Last night I was both blown away and comforted by these words,
which cast the unsettling (and sometimes terrifying) fact
of not being able to remember what has happened
– when it is clear something happened –
into a context of ancient wisdom teaching
(though it might also have been highjacked,
or highjacking is often attempted,
by modern government technologies):
“Don Juan explained that in a state of heightened awareness
apprentices can behave almost as naturally as in everyday life,
but can bring their minds to focus on anything
with uncommon force and clarity.
“Yet, an inherent quality of heightened awareness is that
it is not susceptible to normal recall.
What transpires in such a state becomes part of
the apprentice’s everyday awareness
only through a staggering effort of recovery.”
I know that “staggering effort!”
He goes on to eventually quote Don Juan:
“Every time I entered into heightened awareness
I could not cease marveling at the difference between my two sides.

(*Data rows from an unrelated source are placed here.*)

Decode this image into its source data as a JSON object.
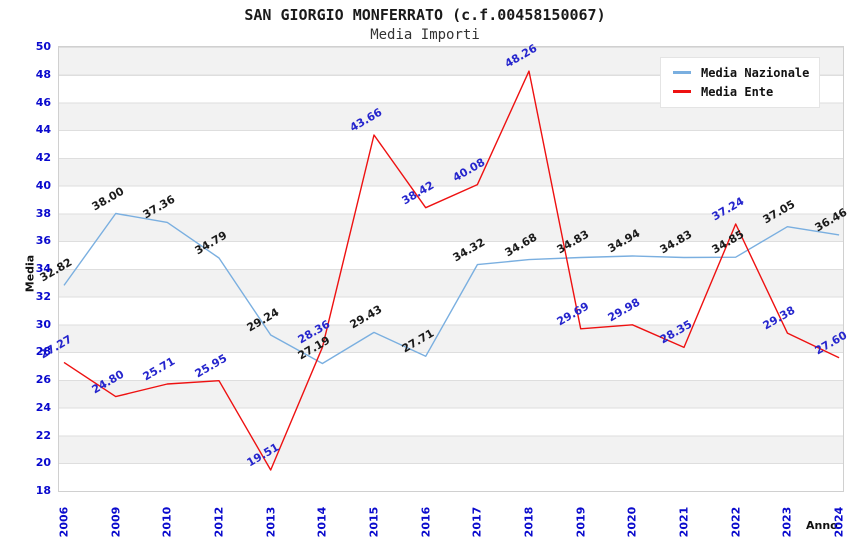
{
  "title": "SAN GIORGIO MONFERRATO (c.f.00458150067)",
  "subtitle": "Media Importi",
  "colors": {
    "axis_tick": "#0a0acd",
    "national_line": "#7aafe0",
    "ente_line": "#ee1111",
    "national_label": "#1a1a1a",
    "ente_label": "#2525cd",
    "band_gray": "#f2f2f2",
    "gridline": "#dedede",
    "plot_border": "#d0d0d0"
  },
  "chart_data": {
    "type": "line",
    "title": "SAN GIORGIO MONFERRATO (c.f.00458150067)",
    "subtitle": "Media Importi",
    "xlabel": "Anno",
    "ylabel": "Media",
    "ylim": [
      18,
      50
    ],
    "ytick_step": 2,
    "grid": "horizontal-bands",
    "legend_position": "top-right",
    "markers": false,
    "categories": [
      "2006",
      "2009",
      "2010",
      "2012",
      "2013",
      "2014",
      "2015",
      "2016",
      "2017",
      "2018",
      "2019",
      "2020",
      "2021",
      "2022",
      "2023",
      "2024"
    ],
    "series": [
      {
        "name": "Media Nazionale",
        "color": "#7aafe0",
        "label_color": "#1a1a1a",
        "values": [
          32.82,
          38.0,
          37.36,
          34.79,
          29.24,
          27.19,
          29.43,
          27.71,
          34.32,
          34.68,
          34.83,
          34.94,
          34.83,
          34.85,
          37.05,
          36.46
        ]
      },
      {
        "name": "Media Ente",
        "color": "#ee1111",
        "label_color": "#2525cd",
        "values": [
          27.27,
          24.8,
          25.71,
          25.95,
          19.51,
          28.36,
          43.66,
          38.42,
          40.08,
          48.26,
          29.69,
          29.98,
          28.35,
          37.24,
          29.38,
          27.6
        ]
      }
    ]
  }
}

I always felt as if a veil had been lifted from my eyes,
as if I had been blind before and now I could see.
“The freedom, the sheer joy that used to possess me on those occasions cannot be compared with anything else I have ever experienced.
Yet at the same time,
there was a frightening feeling of sadness and longing
that went hand in hand with that freedom and joy.
“Don Juan had told me that there is no completeness
without sadness and longing,
for without them there is no sobriety, no kindness.
Wisdom without kindness, he said,
and knowledge without sobriety are useless.”